Major shifts are taking place in the Internet business as players position themselves to reap from the undersea fibre optic cables.
High interest in buying opportunities has driven industry top dogs like Safaricom, Zain, Access Kenya, and Wananchi Group to prey on small Internet Service Provider businesses in search of value buys.
Infrastructure suppliers like Kenya Data Networks, UUNET and Swift Global are also making strategic moves to have a grip on the market segment.
So intense is the scramble for the small ISPs, which deal directly with end users, that they are projected to be swallowed up by the bigger players looking to broaden their revenue streams beyond corporate internet services and secure more infrastructure.
The lower end of the market, where small ISPs have managed to survive on smaller profit margins amidst stiff competition are particularly vulnerable.
They will be forced to operate within tighter profit margins and in order to survive, seek business friendly terms from large players who will own much of the bandwidth through equity ownership in the cable projects.
The undersea cables will link Kenya to the rest of the world at cheaper rates compared to the current satellite connectivity. Two of them - SEACOM and TEAMs - are expected in June while EASSy - the third one - is scheduled for completion next year.
The cables will be a watershed since the sector was fully deregulated six years ago with the end of Telkom Kenya’s monopoly, through Jambonet on international connectivity.
“The metro fibre will give us the edge to provide better connectivity for our clients even as it secures us much needed infrastructure in coming years,” said Jonathan Somen, AccessKenya Managing Director.
The company has spent Sh700 million on its metro fibre project. Internet business and access in the country has for a number of years remained a corporate affair with 80 per cent of the three million users being in Nairobi.
The entry of the cables is expected to increase the number of Internet users to over 10 million in the next five years. The bigger cake anticipated from the faster and cheaper medium has attracted more players into the field in the last year, many seeking a front row seat in the inner circle.
For some like Kenya Data Networks, this has meant capitalizing on a metro fibre optic project that the firm hopes to leverage once international fibre arrives to provide connectivity to rural Kenya and neighbouring countries.
To hook more users into its 3,500 kilometre pipes (the terrestrial fibre optic cables) it has been laying across the country, the company offers free Internet services and on net calls to subscribers using its Internet access based service dubbed the Butterfly.
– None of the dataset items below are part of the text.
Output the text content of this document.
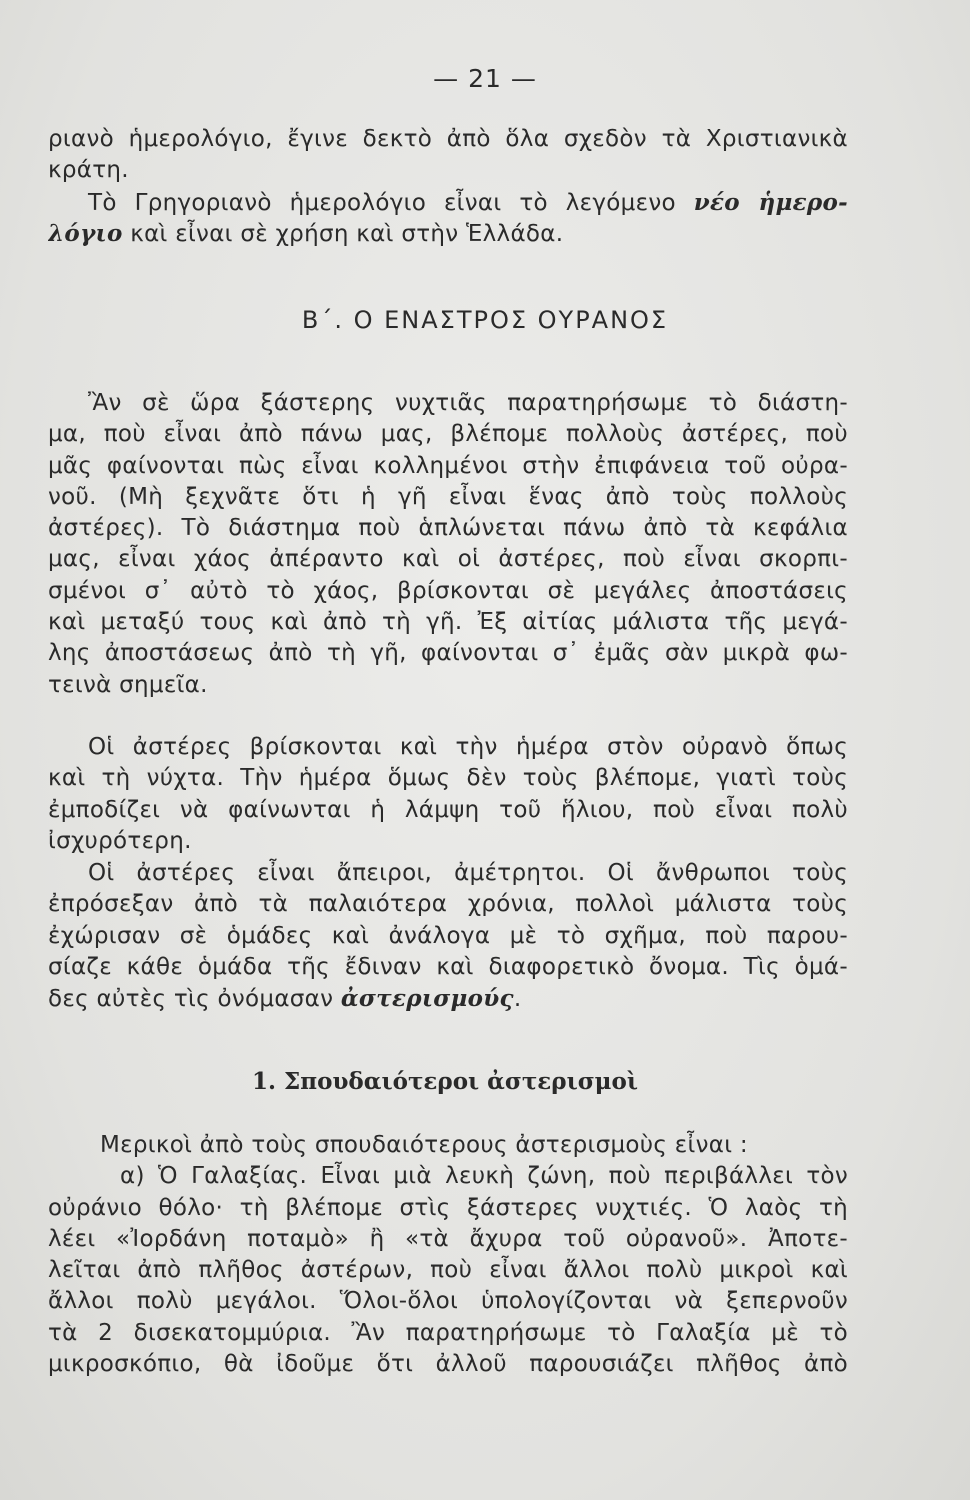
— 21 —
ριανὸ ἡμερολόγιο, ἔγινε δεκτὸ ἀπὸ ὅλα σχεδὸν τὰ Χριστιανικὰ
κράτη.
Τὸ Γρηγοριανὸ ἡμερολόγιο εἶναι τὸ λεγόμενο νέο ἡμερο-
λόγιο καὶ εἶναι σὲ χρήση καὶ στὴν Ἑλλάδα.
Β΄. Ο ΕΝΑΣΤΡΟΣ ΟΥΡΑΝΟΣ
Ἂν σὲ ὥρα ξάστερης νυχτιᾶς παρατηρήσωμε τὸ διάστη-
μα, ποὺ εἶναι ἀπὸ πάνω μας, βλέπομε πολλοὺς ἀστέρες, ποὺ
μᾶς φαίνονται πὼς εἶναι κολλημένοι στὴν ἐπιφάνεια τοῦ οὐρα-
νοῦ. (Μὴ ξεχνᾶτε ὅτι ἡ γῆ εἶναι ἕνας ἀπὸ τοὺς πολλοὺς
ἀστέρες). Τὸ διάστημα ποὺ ἁπλώνεται πάνω ἀπὸ τὰ κεφάλια
μας, εἶναι χάος ἀπέραντο καὶ οἱ ἀστέρες, ποὺ εἶναι σκορπι-
σμένοι σ᾽ αὐτὸ τὸ χάος, βρίσκονται σὲ μεγάλες ἀποστάσεις
καὶ μεταξύ τους καὶ ἀπὸ τὴ γῆ. Ἐξ αἰτίας μάλιστα τῆς μεγά-
λης ἀποστάσεως ἀπὸ τὴ γῆ, φαίνονται σ᾽ ἐμᾶς σὰν μικρὰ φω-
τεινὰ σημεῖα.
Οἱ ἀστέρες βρίσκονται καὶ τὴν ἡμέρα στὸν οὐρανὸ ὅπως
καὶ τὴ νύχτα. Τὴν ἡμέρα ὅμως δὲν τοὺς βλέπομε, γιατὶ τοὺς
ἐμποδίζει νὰ φαίνωνται ἡ λάμψη τοῦ ἥλιου, ποὺ εἶναι πολὺ
ἰσχυρότερη.
Οἱ ἀστέρες εἶναι ἄπειροι, ἀμέτρητοι. Οἱ ἄνθρωποι τοὺς
ἐπρόσεξαν ἀπὸ τὰ παλαιότερα χρόνια, πολλοὶ μάλιστα τοὺς
ἐχώρισαν σὲ ὁμάδες καὶ ἀνάλογα μὲ τὸ σχῆμα, ποὺ παρου-
σίαζε κάθε ὁμάδα τῆς ἔδιναν καὶ διαφορετικὸ ὄνομα. Τὶς ὁμά-
δες αὐτὲς τὶς ὀνόμασαν ἀστερισμούς.
1. Σπουδαιότεροι ἀστερισμοὶ
Μερικοὶ ἀπὸ τοὺς σπουδαιότερους ἀστερισμοὺς εἶναι :
α) Ὁ Γαλαξίας. Εἶναι μιὰ λευκὴ ζώνη, ποὺ περιβάλλει τὸν
οὐράνιο θόλο· τὴ βλέπομε στὶς ξάστερες νυχτιές. Ὁ λαὸς τὴ
λέει «Ἰορδάνη ποταμὸ» ἢ «τὰ ἄχυρα τοῦ οὐρανοῦ». Ἀποτε-
λεῖται ἀπὸ πλῆθος ἀστέρων, ποὺ εἶναι ἄλλοι πολὺ μικροὶ καὶ
ἄλλοι πολὺ μεγάλοι. Ὅλοι-ὅλοι ὑπολογίζονται νὰ ξεπερνοῦν
τὰ 2 δισεκατομμύρια. Ἂν παρατηρήσωμε τὸ Γαλαξία μὲ τὸ
μικροσκόπιο, θὰ ἰδοῦμε ὅτι ἀλλοῦ παρουσιάζει πλῆθος ἀπὸ
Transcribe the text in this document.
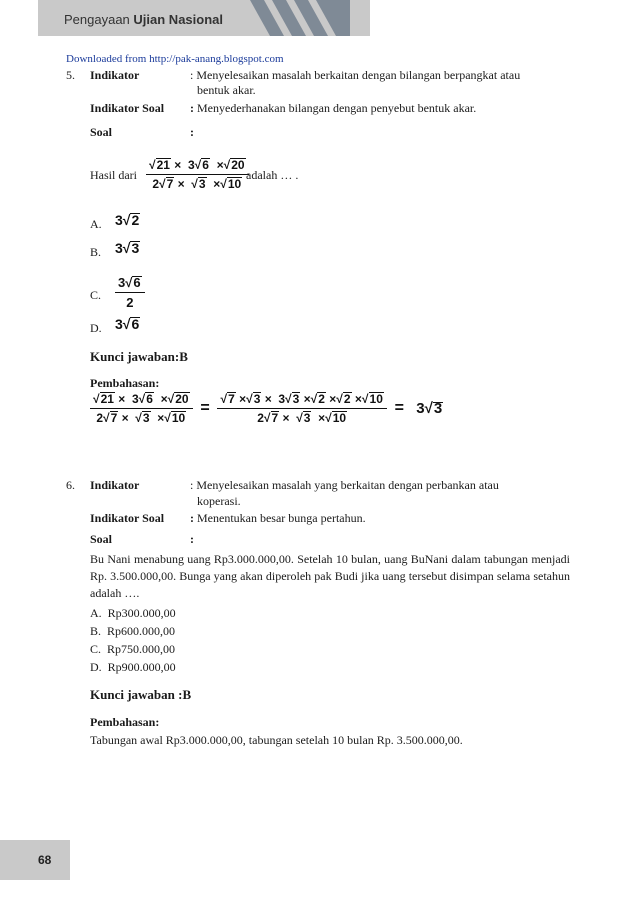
Pengayaan Ujian Nasional
Downloaded from http://pak-anang.blogspot.com
5. Indikator	: Menyelesaikan masalah berkaitan dengan bilangan berpangkat atau
bentuk akar.
Indikator Soal : Menyederhanakan bilangan dengan penyebut bentuk akar.
Soal	:
Hasil dari $\frac{√21 \times 3√6 \times√20}{2√7 \times √3 \times√10}$
adalah … .
A. 3√2
B. 3√3
C. $\frac{3√6}{2}$
D. 3√6
Kunci jawaban:B
Pembahasan:
$\frac{√21 \times 3√6 \times√20}{2√7 \times √3 \times√10} = \frac{√7 \times√3 \times 3√3 \times√2 \times√2 \times√10}{2√7 \times √3 \times√10} = 3√3$
6. Indikator	: Menyelesaikan masalah yang berkaitan dengan perbankan atau
koperasi.
Indikator Soal : Menentukan besar bunga pertahun.
Soal	:
Bu Nani menabung uang Rp3.000.000,00. Setelah 10 bulan, uang BuNani dalam tabungan menjadi Rp. 3.500.000,00. Bunga yang akan diperoleh pak Budi jika uang tersebut disimpan selama setahun adalah ….
A. Rp300.000,00
B. Rp600.000,00
C. Rp750.000,00
D. Rp900.000,00
Kunci jawaban :B
Pembahasan:
Tabungan awal Rp3.000.000,00, tabungan setelah 10 bulan Rp. 3.500.000,00.
68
Telkom Kenya is offering its Orange Internet wireless access service at one shilling per minute after a subscriber invests Sh3, 500 on a plug in and play modem.
AccessKenya on the other hand charges a Set up fee (one time) of Sh12, 500 and a monthly access fee of between Sh4, 000 and 5,000 depending on speed.
UUNET Kenya on the other intends to use the opportunity brought about by the cables to start offering television services via the Internet.
The company has invested in Seacom and last year announced a Sh680 million network upgrade to help it take full advantage of the Seacom cable.
The UUNET (K) Managing Director, Mr. Tom Omariba, said time for Internet Protocol Television (IPTV) and Digital signal Distribution is ripe as the sub-Marine fibre cables will guarantee high bandwidth capacity and better quality.
Swift Global is banking on a franchising effort in its bid to cut operational costs by 20 per cent in order to maximise profits.
Nick Odero, the company’s General Manager, said he projected the concept would increase the company’s countrywide footprint by 40 per cent.
Africa Online already competes in the corporate and home markets and has been since its acquisition by Telkom South Africa been focused on expanding its network.
“We are focused on offering a reliable last mile network that will enable the delivery of the Fibre Optic Capacity to the user at their homes and offices,” said Ken Munyi Africa Online CEO.
The fibre cables are expected to spur a number of social and commercial activities in the country mainly due to the expected drop of the current cost of connecting to the Internet to a tenth of current costs.
One megabyte now costs Sh519, 168 ($ 6,500) per month but with the submarine fibre optic connectivity this is expected to fall to Sh33, 000 ($ 500) per megabyte per month.
Other than the reduced costs to the operators, the undersea cables will link villages or remote towns to other cities in the world via fibre arteries such as the National Optic Fibre Backbone (NOFB) and the metro fibre projects that have already been put in place by players like Kenya Data Networks and Telkom Kenya.